Tips to offering emergency grants
Scholarship America established Dreamkeepers in partnership with the Lumina Foundation in 2004 as a way to improve persistence and retention. Over the years, the Walmart Foundation and the Kresge Foundation provided additional support. The Dreamkeepers program offers an online application tool, fundraising support, data tracking and linkages to other resources to colleges in its network.
The most commonly requested expenses requested by students in Dreamkeepers colleges are for rent or housing, food, medical needs, utilities, bus passes/transportation and childcare, says Janine Fugate, vice president of marketing and communications for Scholarship America.
Currently, 32 colleges in 15 states are signed on to Dreamkeepers. The program got a boost last month when the Great Lakes Higher Education Guaranty Corporation (GLHEGC) launched a $1.9-million grant program in partnership with Dreamkeepers to provide emergency grants of up to $500 to students in all 16 institutions in the Wisconsin Technical College System. Each of those colleges will receive a three-year grant of $62,500 to $140,000, depending on enrollment.
“We know that any unexpected cost—whether it’s a bill for car repair, daycare or dental work—can loom large for disadvantaged students,” says GLHEGC President and CEO Richard George.
“What might be a bump in the road for many people would be a major obstacle for these students, and could cause them to drop out,” adds GLHEGC spokesperson Amy Kerwin.Tough choicesGreen River Community College (GRCC) in Washington state established its own emergency fund in 2009 to provide one-time grants of up to $500 to help students cover critical needs. The SAFE (Student Assistance for Emergencies) Fund is aimed at the student “who is trying to make a choice between paying a utility bill and dropping out, or staying in school and the family goes without power for a month,” says Josh Gerstman, development director at the GRCC Foundation.
The typical recipient is a single parent struggling to make ends meet.
“These aren’t students looking for a handout,” Gerstman says.
Students must be referred by a faculty or staff member, and the money is given directly to a utility company or other vendor, rather than to the student.
During the recent academic year, the average grant was $350, Gerstman says. Twelve grants were for utility payments, six were for rent or deposits, one was for a phone bill and one was to help pay for a dental procedure. All 20 grant recipients finished the quarter.

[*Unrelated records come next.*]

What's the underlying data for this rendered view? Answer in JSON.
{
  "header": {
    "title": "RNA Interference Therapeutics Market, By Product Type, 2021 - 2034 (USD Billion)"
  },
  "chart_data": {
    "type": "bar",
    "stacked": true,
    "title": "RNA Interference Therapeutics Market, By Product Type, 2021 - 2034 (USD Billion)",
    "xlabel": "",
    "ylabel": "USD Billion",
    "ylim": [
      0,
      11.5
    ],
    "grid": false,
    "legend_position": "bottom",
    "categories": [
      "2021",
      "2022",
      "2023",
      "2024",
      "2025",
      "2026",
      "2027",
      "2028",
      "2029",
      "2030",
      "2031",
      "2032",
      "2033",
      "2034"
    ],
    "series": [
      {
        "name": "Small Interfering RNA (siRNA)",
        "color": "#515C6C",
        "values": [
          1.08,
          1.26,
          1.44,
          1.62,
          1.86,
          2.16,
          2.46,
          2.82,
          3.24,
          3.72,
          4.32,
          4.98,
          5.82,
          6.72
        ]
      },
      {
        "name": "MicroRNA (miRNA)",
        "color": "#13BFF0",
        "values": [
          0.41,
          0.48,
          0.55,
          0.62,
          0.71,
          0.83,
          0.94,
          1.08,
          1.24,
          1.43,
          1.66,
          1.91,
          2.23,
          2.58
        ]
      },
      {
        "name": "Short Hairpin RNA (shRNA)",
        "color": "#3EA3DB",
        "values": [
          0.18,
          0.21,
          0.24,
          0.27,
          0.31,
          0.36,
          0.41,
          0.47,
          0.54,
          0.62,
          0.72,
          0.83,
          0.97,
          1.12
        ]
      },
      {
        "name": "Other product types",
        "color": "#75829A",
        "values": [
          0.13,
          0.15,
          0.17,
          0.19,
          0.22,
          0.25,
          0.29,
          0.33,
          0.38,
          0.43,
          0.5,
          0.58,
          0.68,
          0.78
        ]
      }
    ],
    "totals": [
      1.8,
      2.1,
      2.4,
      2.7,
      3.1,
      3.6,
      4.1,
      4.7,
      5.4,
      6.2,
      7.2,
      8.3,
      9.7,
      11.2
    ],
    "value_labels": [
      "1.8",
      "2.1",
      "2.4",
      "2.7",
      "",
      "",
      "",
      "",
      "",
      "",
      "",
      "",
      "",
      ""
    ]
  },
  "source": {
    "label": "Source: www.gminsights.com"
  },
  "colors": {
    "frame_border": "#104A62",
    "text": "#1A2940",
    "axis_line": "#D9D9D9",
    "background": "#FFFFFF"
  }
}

The SAFE Fund started with $10,000, with nearly three-quarters of the funding coming from employee contributions. The rest came from businesses and service clubs.Help for veteransGRCC also just launched a similar program for students who are veterans. The Veterans Educational Transition Fund will provide up to $500 to help students stay in school when they haven’t yet received their veterans benefits or don’t receive enough to cover all of their college costs.
Rio Hondo College (RHC) in California also provides financial help to veterans in similar situations.
“We recognize, like many colleges, how challenging the transition is for our students,” says Dyrell Foster, dean of student affairs. “Without this support, students were starting to walk away.”
Since the program started in 2010, RHCC has given about 50 interest-free, $300 loans to veterans. In May, the Vons Foundation contributed $10,000 to the RHC Foundation to expand the program.
If students fail to repay their loans within 60 days, they cannot register for the next term. Foster says 75 percent of the loans have been repaid.